David Scharfenberg, Boston Globe, December 11, 2016
Twenty years ago, when the Ku Klux Klan came to town, everyone knew what to do: Give the imperial wizard a permit to march, but don’t put him on the front page of the local newspaper. Free speech in the public square, but no megaphone.
Now, though, we’re doing something like the opposite. Even as mainstream media outlets scramble to cover hate movements they’d previously ignored, the guardians of the 21st century’s de facto public forum — companies like Facebook and Twitter — are shutting the radicals out.
It is a remarkable shift, one that runs afoul of centuries-old traditions of civil liberties and civil discourse. But in this vertiginous moment for the West — of fake news, far-right unrest, and ISIS-inspired slaughter — it’s gaining currency with a surprising number of legal scholars and people who study hate movements. Our liberal democracy, they seem to suggest, may be in need of an illiberal defense.
The basic argument for free speech is that, in the marketplace of ideas, the worst ideas will wither. But that model depends on old mechanisms for discarding abhorrent ideologies — newspapers ignoring the Klan march or booksellers refusing to stock Aryan Nation screeds.
On the Internet, ugly ideas aren’t discarded, they’re supercharged; one recent report found a 600 percent increase in Twitter followers of major white nationalist movements since 2012. J.M. Berger, a fellow with the International Centre for Counter-Terrorism in The Hague who wrote the report, says social media give extremists some powerful tools for growth: anonymity and an easy way to seek out people with similar interests.
In August, Twitter said it had suspended 360,000 accounts promoting terrorism since the middle of 2015. And just this month, Twitter, Facebook, YouTube, and Microsoft announced a joint database that will help them track and take down “violent terrorist imagery or terrorist recruitment videos.”
Censoring one of the world’s most reviled groups isn’t a tough sell.
Mike German, a former FBI agent who infiltrated neo-Nazi and antigovernment militia groups, says confining dangerous ideas to dank basements and grimy garages empowers the violent elements of extremist groups. “They can say. . . ‘See, that’s why we have to use these criminal methods, because the First Amendment doesn’t work for us,’ ” he says. “‘They’re afraid of our ideas.’ ”
But Gab is no Twitter.
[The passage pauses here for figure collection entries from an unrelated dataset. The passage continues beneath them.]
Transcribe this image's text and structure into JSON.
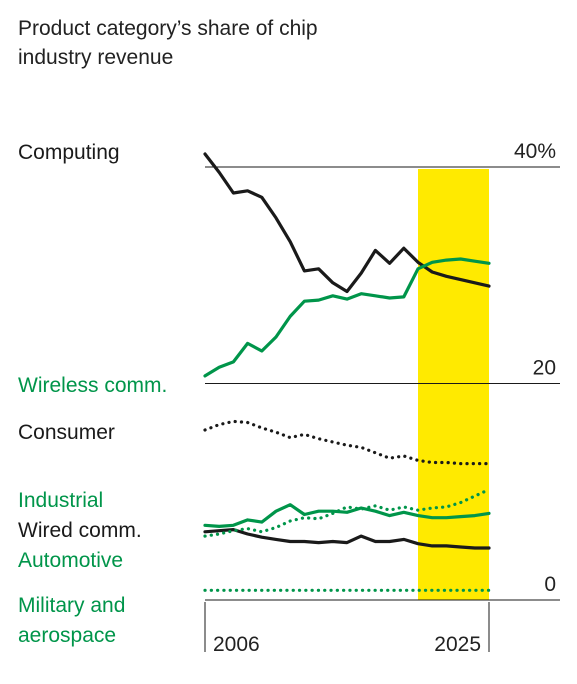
{
  "chart_data": {
    "type": "line",
    "title": "Product category’s share of chip industry revenue",
    "xlabel": "",
    "ylabel": "",
    "x": [
      2006,
      2007,
      2008,
      2009,
      2010,
      2011,
      2012,
      2013,
      2014,
      2015,
      2016,
      2017,
      2018,
      2019,
      2020,
      2021,
      2022,
      2023,
      2024,
      2025,
      2026
    ],
    "xlim": [
      2006,
      2026
    ],
    "x_tick_labels": [
      "2006",
      "2025"
    ],
    "ylim": [
      0,
      40
    ],
    "y_tick_labels": [
      "40%",
      "20",
      "0"
    ],
    "highlight": {
      "from": 2021,
      "to": 2026,
      "color": "#ffea00"
    },
    "colors": {
      "black": "#1a1a1a",
      "green": "#00954a"
    },
    "series": [
      {
        "name": "Computing",
        "color": "#1a1a1a",
        "dash": "solid",
        "values": [
          41.2,
          39.5,
          37.6,
          37.8,
          37.2,
          35.3,
          33.1,
          30.4,
          30.6,
          29.3,
          28.5,
          30.2,
          32.3,
          31.1,
          32.5,
          31.2,
          30.3,
          29.9,
          29.6,
          29.3,
          29.0
        ]
      },
      {
        "name": "Wireless comm.",
        "color": "#00954a",
        "dash": "solid",
        "values": [
          20.7,
          21.5,
          22.0,
          23.7,
          23.0,
          24.3,
          26.2,
          27.6,
          27.7,
          28.1,
          27.8,
          28.3,
          28.1,
          27.9,
          28.0,
          30.6,
          31.2,
          31.4,
          31.5,
          31.3,
          31.1
        ]
      },
      {
        "name": "Consumer",
        "color": "#1a1a1a",
        "dash": "dotted",
        "values": [
          15.7,
          16.2,
          16.5,
          16.4,
          15.9,
          15.5,
          15.0,
          15.3,
          14.9,
          14.6,
          14.3,
          14.1,
          13.6,
          13.1,
          13.3,
          12.9,
          12.7,
          12.7,
          12.6,
          12.6,
          12.6
        ]
      },
      {
        "name": "Industrial",
        "color": "#00954a",
        "dash": "solid",
        "values": [
          6.9,
          6.8,
          6.9,
          7.4,
          7.2,
          8.2,
          8.8,
          7.9,
          8.2,
          8.2,
          8.1,
          8.5,
          8.2,
          7.8,
          8.1,
          7.8,
          7.6,
          7.6,
          7.7,
          7.8,
          8.0
        ]
      },
      {
        "name": "Wired comm.",
        "color": "#1a1a1a",
        "dash": "solid",
        "values": [
          6.3,
          6.4,
          6.5,
          6.1,
          5.8,
          5.6,
          5.4,
          5.4,
          5.3,
          5.4,
          5.3,
          5.9,
          5.4,
          5.4,
          5.6,
          5.2,
          5.0,
          5.0,
          4.9,
          4.8,
          4.8
        ]
      },
      {
        "name": "Automotive",
        "color": "#00954a",
        "dash": "dotted",
        "values": [
          5.9,
          6.1,
          6.4,
          6.6,
          6.3,
          6.7,
          7.3,
          7.6,
          7.5,
          8.0,
          8.6,
          8.4,
          8.7,
          8.3,
          8.6,
          8.3,
          8.5,
          8.6,
          9.0,
          9.6,
          10.2
        ]
      },
      {
        "name": "Military and aerospace",
        "color": "#00954a",
        "dash": "dotted",
        "values": [
          0.9,
          0.9,
          0.9,
          0.9,
          0.9,
          0.9,
          0.9,
          0.9,
          0.9,
          0.9,
          0.9,
          0.9,
          0.9,
          0.9,
          0.9,
          0.9,
          0.9,
          0.9,
          0.9,
          0.9,
          0.9
        ]
      }
    ]
  }
}
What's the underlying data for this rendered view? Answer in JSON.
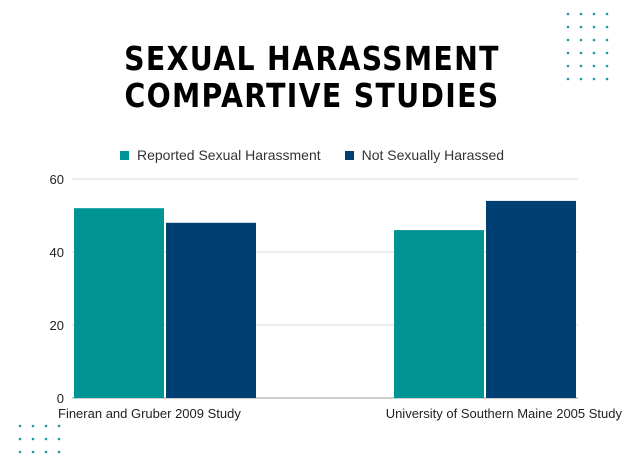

Pushing Richard Spencer there means pushing him closer to the margins. And that may be the most compelling justification for suppressing hate speech in the Internet age. In the end, this is a soft censorship — a marginalization, but not a blotting out, of extreme views. And that is something the culture has long tolerated.
Is relegating the alt-right to Gab so different than relegating the Klan to page B3 of the newspaper?
Shortly after Trump’s election, Spencer and a small group of white nationalists gathered at a Washington hotel to bask in their newfound influence. There were panel discussions and after-dinner speeches. Reporters were there in force. And when the Los Angeles Times tweeted out its story on the confab — “Meet the new think tank in town: The ‘alt-right’ comes to Washington” — the Internet revolted. “Calling these white nationalists a ‘think tank’ is atrocious,” tweeted radio and television commentator Roland Martin.
But the actual article was more nuanced than the tweet implied, suggesting that “today’s nationalists [are] picking up where David Duke left off when the former Klan imperial wizard shed his robes to enter politics in the early 1980s.”
“This is how you sneak these ideas into the mainstream,” said Heidi Beirich, who tracks hate groups for the Southern Poverty Law Center, in the piece.
Beirich, speaking with the Globe a couple of weeks later, said there needs to be more — not less — mainstream media coverage of extremism in the age of Trump. “Given that Trump won, and won on a campaign of vilification . . . we’re probably going to see [other] candidates who are willing to make these arguments in an attempt to win election,” she said.
Editors and publishers have long feared that any publicity for radical movements would encourage their spread. But Beirich argues that social media’s amplification of hate speech and conspiracy theories only reinforces the need for traditional journalists to scrutinize the extremists.
Still, the traditional media’s influence extends only so far. Ultimately, reining in hate may require a public revolt against the social networks where it lives.
Twitter is already feeling a backlash. The service’s basket of deplorables doesn’t just include neo-Nazis. There are many other anonymous trolls, too — misogynists and garden-variety racists — and more and more of their targets are backing away from Twitter.
The loss of those voices is a speech suppression of its own.